Charlotte asked if I’d like to help her write a paper. I said, yeah, sure. My JRA time had already gone and I wasn’t being paid for it anymore, but I spent the week before term started staying up until 3am to write a literature review. The paper was presented at the Animal-Computer Interaction conference in 2018 in Atlanta and, because by then I was on track to start a PhD, the University was willing to see it as an investment to send me to Atlanta with Charlotte. It was crazy, and so much fun. It was so cool to meet people I’d referenced in the paper and to speak to people who were doing what I was doing.

We wrote about the importance of not only using “expert” dogs in your studies. If you get an already well-trained dog to press your button, you can’t tell whether it’s effective design because the dogs are really smart. But if you ask another dog who hasn’t been trained and they can’t do it, it means it’s not really a button for dogs. It’s only a button for smart dogs. The paper was about how to select your participants for your studies. If other people are developing a dog video game and get ten smart dogs to test it, then when they market and say that every dog can use this game, that’s not really accurate.

I would love to work with dogs every day. Now that I have started getting into this field, I would like to work in industry and help to make technology for disabled people. This is tech for dogs, but also people. It’s such a big field of research and, at the moment, there are so many gaps in our knowledge.This summer I worked alongside two undergraduates and Charlotte, who is now my PhD supervisor, to design and build a treat dispenser for quadrapeligic individuals.This was shown at UbiComp/ISWC 2019 in London.

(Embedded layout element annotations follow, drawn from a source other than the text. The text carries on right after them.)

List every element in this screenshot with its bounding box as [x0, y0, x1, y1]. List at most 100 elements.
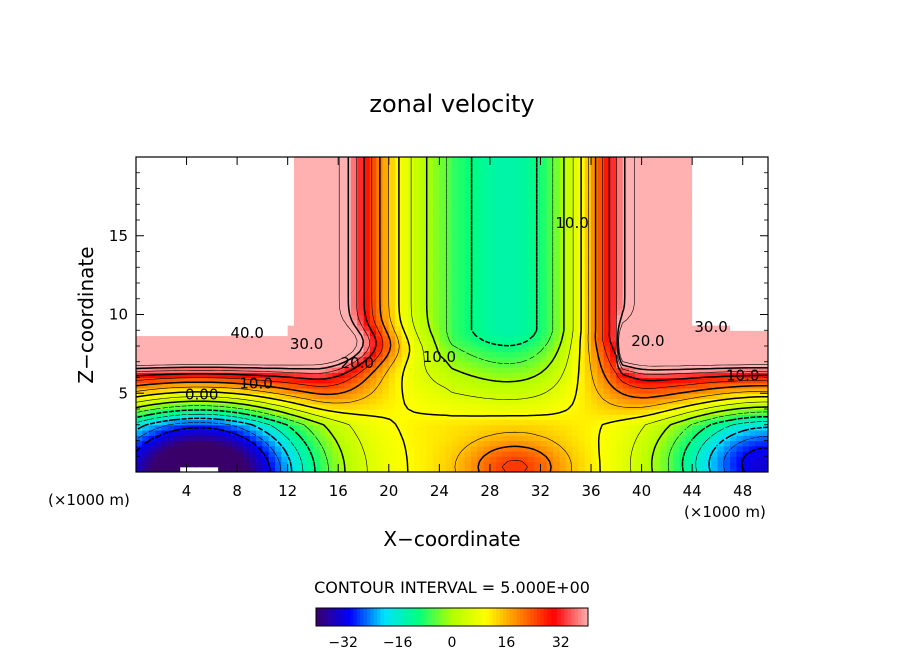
field-cell [616, 183, 624, 190]
field-cell [154, 162, 162, 169]
field-cell [439, 372, 447, 379]
field-cell [262, 293, 270, 300]
field-cell [224, 466, 232, 472]
field-cell [256, 466, 263, 472]
field-cell [136, 361, 143, 368]
field-cell [628, 298, 636, 305]
field-cell [249, 209, 257, 216]
field-cell [319, 199, 327, 205]
field-cell [211, 277, 219, 284]
field-cell [426, 435, 434, 442]
field-cell [521, 445, 529, 452]
field-cell [628, 293, 636, 300]
field-cell [218, 283, 226, 289]
field-cell [167, 251, 175, 258]
field-cell [192, 356, 200, 363]
field-cell [591, 372, 598, 379]
field-cell [578, 372, 586, 379]
field-cell [546, 199, 554, 205]
field-cell [628, 461, 636, 468]
field-cell [249, 193, 257, 200]
field-cell [199, 241, 207, 247]
field-cell [256, 246, 263, 253]
field-cell [338, 409, 346, 415]
field-cell [268, 272, 276, 279]
field-cell [211, 225, 219, 232]
field-cell [521, 272, 529, 279]
field-cell [281, 461, 289, 468]
field-cell [527, 283, 535, 289]
field-cell [281, 251, 289, 258]
field-cell [142, 304, 150, 310]
field-cell [635, 372, 643, 379]
field-cell [515, 445, 523, 452]
field-cell [312, 430, 320, 436]
field-cell [350, 199, 358, 205]
field-cell [319, 162, 327, 169]
field-cell [344, 430, 352, 436]
field-cell [508, 293, 516, 300]
field-cell [439, 351, 447, 358]
field-cell [401, 319, 409, 326]
field-cell [262, 414, 270, 421]
field-cell [635, 235, 643, 242]
field-cell [540, 183, 548, 190]
field-cell [565, 209, 573, 216]
field-cell [591, 167, 598, 174]
field-cell [205, 414, 213, 421]
field-cell [167, 283, 175, 289]
field-cell [407, 330, 415, 337]
field-cell [230, 193, 238, 200]
field-cell [319, 193, 327, 200]
field-cell [142, 183, 150, 190]
field-cell [256, 430, 263, 436]
field-cell [489, 277, 497, 284]
field-cell [477, 277, 485, 284]
field-cell [578, 188, 586, 195]
field-cell [635, 398, 643, 405]
field-cell [230, 172, 238, 179]
field-cell [572, 209, 579, 216]
field-cell [224, 304, 232, 310]
field-cell [287, 346, 295, 352]
field-cell [350, 193, 358, 200]
field-cell [433, 335, 440, 342]
field-cell [559, 367, 567, 373]
field-cell [470, 319, 478, 326]
field-cell [243, 346, 251, 352]
field-cell [578, 293, 586, 300]
field-cell [281, 445, 289, 452]
field-cell [540, 346, 548, 352]
field-cell [439, 361, 447, 368]
field-cell [458, 241, 466, 247]
field-cell [312, 214, 320, 221]
field-cell [572, 377, 579, 384]
field-cell [464, 451, 472, 457]
field-cell [483, 414, 491, 421]
field-cell [502, 351, 510, 358]
field-cell [186, 393, 194, 400]
field-cell [540, 361, 548, 368]
field-cell [502, 435, 510, 442]
field-cell [414, 183, 421, 190]
field-cell [357, 262, 365, 268]
field-cell [350, 298, 358, 305]
field-cell [154, 288, 162, 295]
field-cell [603, 157, 611, 163]
field-cell [603, 361, 611, 368]
field-cell [325, 319, 333, 326]
field-cell [641, 262, 649, 268]
field-cell [325, 430, 333, 436]
field-cell [426, 241, 434, 247]
field-cell [173, 288, 181, 295]
field-cell [515, 178, 523, 184]
field-cell [477, 288, 485, 295]
field-cell [148, 424, 156, 431]
field-cell [452, 388, 459, 394]
field-cell [350, 451, 358, 457]
field-cell [338, 414, 346, 421]
field-cell [641, 272, 649, 279]
field-cell [287, 246, 295, 253]
field-cell [584, 382, 592, 389]
field-cell [565, 393, 573, 400]
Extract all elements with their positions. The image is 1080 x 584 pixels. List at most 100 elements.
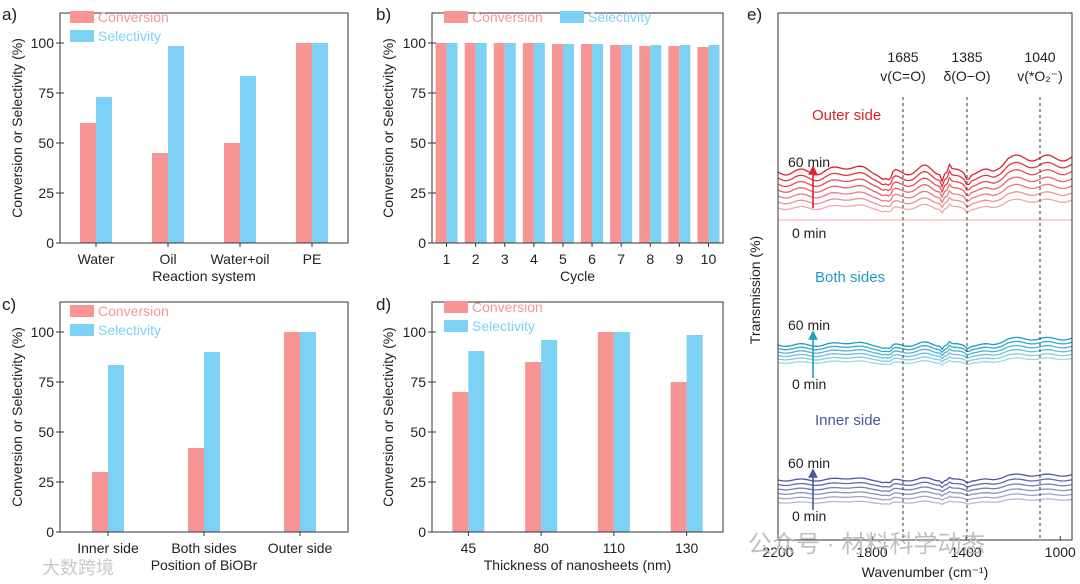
x-tick-label: 3: [501, 251, 509, 267]
spectrum-line: [777, 498, 1073, 506]
spectrum-line: [777, 340, 1073, 354]
bar-selectivity-b-9: [708, 45, 720, 243]
y-tick-label: 75: [38, 374, 54, 390]
y-tick-label: 25: [410, 474, 426, 490]
x-axis-label: Reaction system: [152, 268, 255, 284]
legend-swatch-conversion: [444, 301, 468, 313]
peak-assignment: δ(O−O): [943, 68, 990, 84]
legend-label-conversion: Conversion: [472, 9, 543, 25]
x-axis-label: Position of BiOBr: [151, 557, 258, 573]
x-tick-label: 1: [443, 251, 451, 267]
bar-selectivity-d-3: [686, 335, 703, 532]
y-tick-label: 75: [410, 374, 426, 390]
panel-label: e): [747, 5, 762, 24]
bar-selectivity-a-3: [312, 43, 328, 243]
legend-label-selectivity: Selectivity: [98, 322, 161, 338]
x-tick-label: Water: [78, 251, 115, 267]
x-axis-label: Wavenumber (cm⁻¹): [862, 564, 989, 580]
panel-label: d): [376, 295, 391, 314]
bar-conversion-d-0: [452, 392, 469, 532]
spectrum-line: [777, 169, 1073, 194]
watermark-wechat: 公众号 · 材料科学动态: [748, 531, 985, 558]
spectrum-line: [777, 478, 1073, 489]
bar-selectivity-b-0: [446, 43, 458, 243]
bar-conversion-b-1: [464, 43, 476, 243]
peak-assignment: v(*O₂⁻): [1017, 68, 1063, 84]
x-tick-label: 1000: [1045, 544, 1076, 560]
spectrum-line: [777, 183, 1073, 204]
bar-conversion-b-0: [435, 43, 447, 243]
x-tick-label: Oil: [159, 251, 176, 267]
x-tick-label: 1800: [857, 544, 888, 560]
x-tick-label: Water+oil: [210, 251, 269, 267]
panel-a: 0 25 50 75 100 Water Oil Water+oil PE Reaction sy…: [2, 5, 349, 284]
spectra-group-0: Outer side 60 min 0 min: [777, 107, 1073, 241]
bar-selectivity-b-5: [592, 44, 604, 243]
x-tick-label: 10: [701, 251, 717, 267]
bar-selectivity-c-2: [300, 332, 316, 532]
legend-swatch-selectivity: [70, 324, 94, 336]
spectrum-line: [777, 493, 1073, 501]
legend-label-conversion: Conversion: [98, 303, 169, 319]
y-axis-label: Conversion or Selectivity (%): [380, 38, 396, 218]
x-tick-label: 130: [675, 540, 699, 556]
bar-selectivity-d-1: [541, 340, 558, 532]
spectra-group-1: Both sides 60 min 0 min: [777, 269, 1073, 392]
bar-selectivity-b-3: [533, 43, 545, 243]
bar-conversion-d-3: [670, 382, 687, 532]
bar-selectivity-b-4: [562, 44, 574, 243]
x-tick-label: 80: [533, 540, 549, 556]
time-label-end: 0 min: [792, 225, 826, 241]
y-axis-label: Conversion or Selectivity (%): [9, 38, 25, 218]
bar-selectivity-c-0: [108, 365, 124, 532]
bar-conversion-d-1: [525, 362, 542, 532]
bar-selectivity-b-1: [475, 43, 487, 243]
spectrum-line: [777, 473, 1073, 485]
y-tick-label: 50: [38, 135, 54, 151]
bar-conversion-a-2: [224, 143, 240, 243]
y-tick-label: 75: [410, 85, 426, 101]
y-tick-label: 50: [410, 135, 426, 151]
x-tick-label: 45: [461, 540, 477, 556]
legend-label-selectivity: Selectivity: [588, 9, 651, 25]
x-tick-label: 7: [617, 251, 625, 267]
bar-conversion-d-2: [597, 332, 614, 532]
legend-swatch-conversion: [70, 11, 94, 23]
bar-selectivity-d-2: [613, 332, 630, 532]
y-tick-label: 0: [418, 524, 426, 540]
bar-conversion-a-3: [296, 43, 312, 243]
panel-b: 0 25 50 75 100 1 2 3 4 5 6 7 8 9 10 Cycle Conversion or …: [376, 5, 724, 284]
bar-selectivity-b-7: [650, 45, 662, 243]
x-axis-label: Cycle: [560, 268, 595, 284]
bar-conversion-b-2: [493, 43, 505, 243]
time-label-end: 0 min: [792, 508, 826, 524]
x-tick-label: 8: [646, 251, 654, 267]
x-tick-label: 2200: [762, 544, 793, 560]
x-tick-label: 6: [588, 251, 596, 267]
spectrum-line: [777, 161, 1073, 189]
y-tick-label: 0: [418, 235, 426, 251]
bar-selectivity-a-1: [168, 46, 184, 243]
legend-label-conversion: Conversion: [98, 9, 169, 25]
peak-wavenumber: 1040: [1024, 49, 1055, 65]
time-label-start: 60 min: [788, 317, 830, 333]
watermark: 公众号 · 材料科学动态 大数跨境: [42, 531, 985, 578]
y-axis-label: Conversion or Selectivity (%): [380, 327, 396, 507]
y-tick-label: 0: [46, 524, 54, 540]
bar-selectivity-b-6: [621, 45, 633, 243]
x-tick-label: 5: [559, 251, 567, 267]
panel-label: c): [2, 295, 16, 314]
legend-swatch-selectivity: [70, 30, 94, 42]
plot-frame: [431, 301, 724, 533]
bar-selectivity-d-0: [468, 351, 485, 532]
y-tick-label: 100: [403, 324, 427, 340]
time-label-end: 0 min: [792, 376, 826, 392]
y-axis-label: Transmission (%): [747, 236, 763, 344]
legend-label-conversion: Conversion: [472, 299, 543, 315]
spectrum-line: [777, 176, 1073, 199]
group-title: Both sides: [815, 269, 885, 286]
group-title: Outer side: [812, 107, 881, 124]
spectrum-line: [777, 198, 1073, 214]
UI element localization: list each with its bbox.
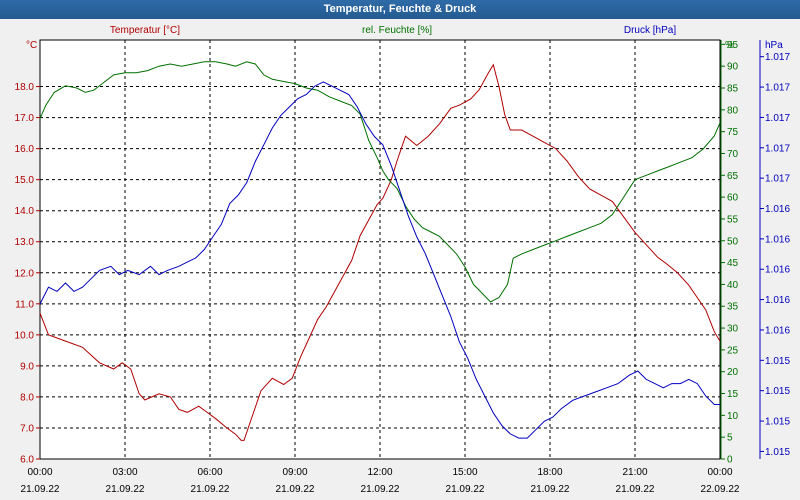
x-tick-date: 21.09.22: [276, 484, 315, 495]
pressure-tick-label: 1.016: [765, 265, 790, 276]
axes-layer: 00:00 21.09.22 03:00 21.09.22 06:00 21.09.22 0…: [15, 40, 791, 495]
pressure-tick-label: 1.016: [765, 325, 790, 336]
x-tick-date: 21.09.22: [616, 484, 655, 495]
humidity-tick-label: 20: [727, 367, 739, 378]
pressure-series-line: [39, 81, 720, 439]
temperature-tick-label: 13.0: [15, 237, 35, 248]
pressure-tick-label: 1.015: [765, 386, 790, 397]
temperature-tick-label: 14.0: [15, 206, 35, 217]
humidity-tick-label: 45: [727, 258, 739, 269]
temperature-axis-label: Temperatur [°C]: [110, 25, 180, 36]
x-tick-time: 00:00: [27, 467, 52, 478]
pressure-tick-label: 1.015: [765, 356, 790, 367]
pressure-tick-label: 1.015: [765, 417, 790, 428]
x-tick-time: 00:00: [707, 467, 732, 478]
humidity-tick-label: 5: [727, 433, 733, 444]
temperature-tick-label: 7.0: [20, 423, 34, 434]
humidity-tick-label: 10: [727, 411, 739, 422]
x-tick-date: 21.09.22: [106, 484, 145, 495]
pressure-tick-label: 1.017: [765, 143, 790, 154]
pressure-unit-label: hPa: [765, 40, 783, 51]
temperature-tick-label: 18.0: [15, 82, 35, 93]
humidity-unit-label: %: [725, 40, 734, 51]
humidity-tick-label: 30: [727, 324, 739, 335]
humidity-axis-label: rel. Feuchte [%]: [362, 25, 432, 36]
temperature-series-line: [39, 63, 721, 441]
humidity-tick-label: 80: [727, 105, 739, 116]
humidity-tick-label: 85: [727, 84, 739, 95]
humidity-tick-label: 40: [727, 280, 739, 291]
humidity-tick-label: 50: [727, 236, 739, 247]
pressure-tick-label: 1.017: [765, 174, 790, 185]
x-tick-time: 18:00: [537, 467, 562, 478]
pressure-tick-label: 1.017: [765, 52, 790, 63]
temperature-tick-label: 15.0: [15, 175, 35, 186]
pressure-tick-label: 1.017: [765, 113, 790, 124]
humidity-tick-label: 90: [727, 62, 739, 73]
humidity-tick-label: 60: [727, 193, 739, 204]
x-tick-time: 21:00: [622, 467, 647, 478]
humidity-tick-label: 35: [727, 302, 739, 313]
x-tick-time: 15:00: [452, 467, 477, 478]
humidity-tick-label: 55: [727, 214, 739, 225]
humidity-tick-label: 95: [727, 40, 739, 51]
temperature-tick-label: 10.0: [15, 330, 35, 341]
x-tick-date: 21.09.22: [446, 484, 485, 495]
temperature-unit-label: °C: [26, 40, 37, 51]
series-layer: [39, 61, 721, 441]
humidity-tick-label: 75: [727, 127, 739, 138]
window-title: Temperatur, Feuchte & Druck: [0, 0, 800, 19]
pressure-tick-label: 1.016: [765, 234, 790, 245]
x-tick-date: 21.09.22: [21, 484, 60, 495]
x-tick-date: 21.09.22: [191, 484, 230, 495]
pressure-tick-label: 1.016: [765, 204, 790, 215]
temperature-tick-label: 12.0: [15, 268, 35, 279]
temperature-tick-label: 16.0: [15, 144, 35, 155]
temperature-tick-label: 17.0: [15, 113, 35, 124]
humidity-tick-label: 65: [727, 171, 739, 182]
humidity-tick-label: 15: [727, 389, 739, 400]
pressure-tick-label: 1.016: [765, 295, 790, 306]
x-tick-time: 12:00: [367, 467, 392, 478]
x-tick-time: 09:00: [282, 467, 307, 478]
gridlines: [40, 40, 720, 459]
humidity-tick-label: 70: [727, 149, 739, 160]
chart-canvas: 00:00 21.09.22 03:00 21.09.22 06:00 21.09.22 0…: [15, 25, 791, 495]
pressure-tick-label: 1.017: [765, 83, 790, 94]
x-tick-time: 03:00: [112, 467, 137, 478]
x-tick-date: 21.09.22: [361, 484, 400, 495]
x-tick-time: 06:00: [197, 467, 222, 478]
humidity-series-line: [39, 61, 721, 303]
x-tick-date: 21.09.22: [531, 484, 570, 495]
pressure-axis-label: Druck [hPa]: [624, 25, 676, 36]
x-tick-date: 22.09.22: [701, 484, 740, 495]
temperature-tick-label: 6.0: [20, 455, 34, 466]
temperature-tick-label: 11.0: [15, 299, 34, 310]
temperature-tick-label: 8.0: [20, 392, 34, 403]
pressure-tick-label: 1.015: [765, 447, 790, 458]
humidity-tick-label: 0: [727, 455, 733, 466]
temperature-tick-label: 9.0: [20, 361, 34, 372]
humidity-tick-label: 25: [727, 345, 739, 356]
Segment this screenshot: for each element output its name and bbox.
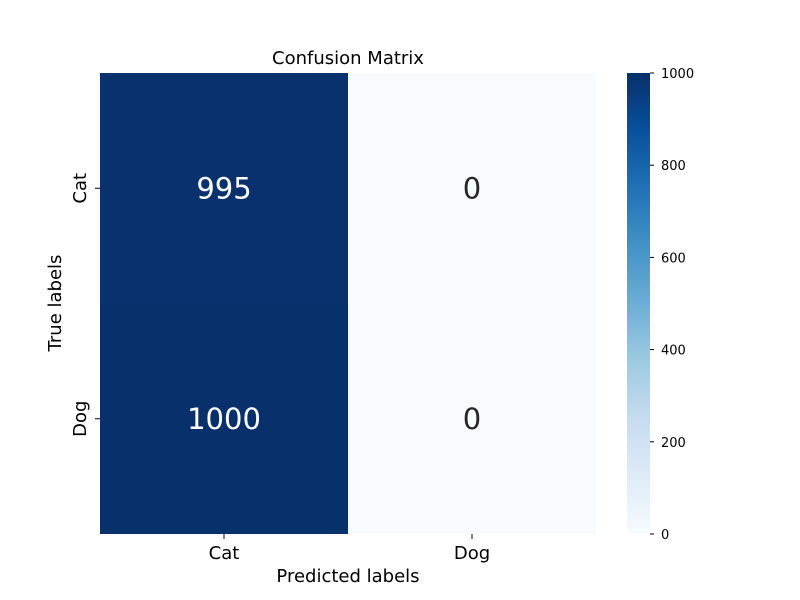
y-tick-label: Dog [70, 401, 91, 437]
x-axis-ticks: Cat Dog [209, 534, 490, 564]
heatmap-cells [100, 73, 596, 534]
y-axis-ticks: Cat Dog [70, 173, 100, 437]
cell-annotations: 995 0 1000 0 [187, 171, 481, 436]
colorbar [627, 73, 650, 534]
y-axis-label: True labels [45, 255, 66, 353]
cell-annotation-dog-dog: 0 [463, 402, 481, 436]
colorbar-tick-label: 800 [661, 159, 686, 174]
cell-dog-cat [100, 303, 348, 534]
x-axis-label: Predicted labels [276, 566, 419, 587]
cell-annotation-cat-cat: 995 [196, 171, 251, 205]
cell-cat-cat [100, 73, 348, 304]
colorbar-ticks: 0 200 400 600 800 1000 [650, 67, 694, 543]
colorbar-tick-label: 1000 [661, 67, 694, 82]
y-tick-label: Cat [70, 173, 91, 204]
x-tick-label: Dog [454, 543, 490, 564]
chart-title: Confusion Matrix [272, 48, 424, 69]
colorbar-tick-label: 200 [661, 436, 686, 451]
colorbar-tick-label: 400 [661, 344, 686, 359]
cell-annotation-cat-dog: 0 [463, 171, 481, 205]
x-tick-label: Cat [209, 543, 240, 564]
colorbar-tick-label: 600 [661, 251, 686, 266]
cell-cat-dog [348, 73, 596, 304]
cell-annotation-dog-cat: 1000 [187, 402, 261, 436]
cell-dog-dog [348, 303, 596, 534]
colorbar-tick-label: 0 [661, 528, 669, 543]
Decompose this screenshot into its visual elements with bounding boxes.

I didn’t know I wanted to do a PhD until it was offered to me. If you ask my family I would be the last person in my entire extended family to ever do a PhD or anything academic. If I hadn’t done the JRA, I imagine how different my life would be. One opportunity led to so many others that were handed to me. I am so grateful to everyone else who has helped and encouraged me, including my second PhD supervisor Judith Good.